History

United States
- Name: USS Gladiola
- Namesake: The gladiolus, a flowering plant often called the gladiola (previous name retained)
- Builder: Hudson Yacht and Building Company, Nyack, New York
- Completed: 1911
- Acquired: 17 April 1917
- Commissioned: 1 May 1917
- Decommissioned: 25 February 1919
- Fate: Returned to owner 25 February 1919
- Notes: Operated as civilian yacht Gladiola 1911-1917 and from 1919

General characteristics
- Type: Patrol vessel
- Tonnage: 43 tons
- Length: 68 ft 8 in (20.93 m)
- Beam: 14 ft 5 in (4.39 m)
- Draft: 2 ft 7 in (0.79 m)
- Propulsion: Steam engine
- Speed: 10 knots
- Armament: 1 × 1-pounder gun; 1 × machine gun;

= USS Gladiola =

Patrol vessel of the United States Navy

USS Gladiola (SP-184) was an armed yacht that served in the United States Navy as a patrol vessel from 1917 to 1919.

Gladiola was built as a civilian motor yacht of the same name in 1911 by Hudson Yacht and Building Company at Nyack, New York. The U.S. Navy acquired her from her owner, Coburn Haskell, on 17 April 1917 for World War I service as a patrol vessel.

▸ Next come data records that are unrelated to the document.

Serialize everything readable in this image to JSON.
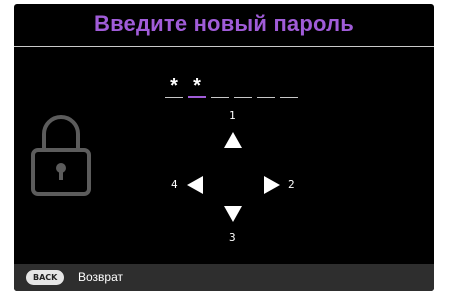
{
  "dialog": {
    "title": "Введите новый пароль"
  },
  "password": {
    "masked_chars": [
      "*",
      "*",
      "",
      "",
      "",
      ""
    ],
    "active_index": 1
  },
  "keypad": {
    "up_label": "1",
    "right_label": "2",
    "down_label": "3",
    "left_label": "4"
  },
  "footer": {
    "back_key": "BACK",
    "back_label": "Возврат"
  },
  "colors": {
    "title": "#a05cd8",
    "active_slot": "#a05cd8",
    "background": "#000000",
    "footer_bg": "#2e2e2e",
    "lock_icon": "#5c5c5c"
  },
  "icons": {
    "lock": "lock-icon",
    "up": "arrow-up-icon",
    "down": "arrow-down-icon",
    "left": "arrow-left-icon",
    "right": "arrow-right-icon"
  }
}
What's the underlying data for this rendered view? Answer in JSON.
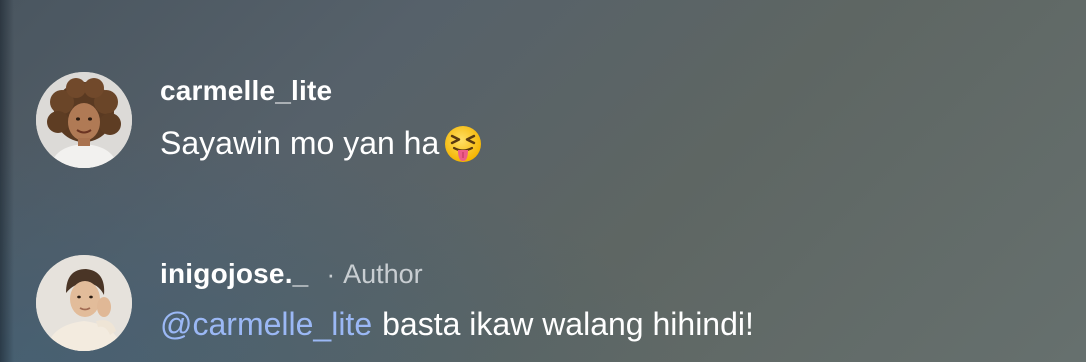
{
  "comments": [
    {
      "username": "carmelle_lite",
      "text": "Sayawin mo yan ha",
      "emoji": "squinting-face-with-tongue-emoji"
    },
    {
      "username": "inigojose._",
      "separator": "·",
      "badge": "Author",
      "mention": "@carmelle_lite",
      "text": "basta ikaw walang hihindi!"
    }
  ],
  "icons": {
    "avatar_1": "avatar-carmelle",
    "avatar_2": "avatar-inigojose"
  },
  "colors": {
    "mention": "#9bb8f5",
    "meta": "#c9ced2"
  }
}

She was commissioned as USS Gladiola (SP-184) on 1 May 1917.

Gladiola was placed under the operational control of the 5th Naval District and served in the Norfolk-Hampton Roads, Virginia, area as a naval port guard craft and as a customs boat.

Gladiola was decommissioned and simultaneously returned to her owner on 25 February 1919.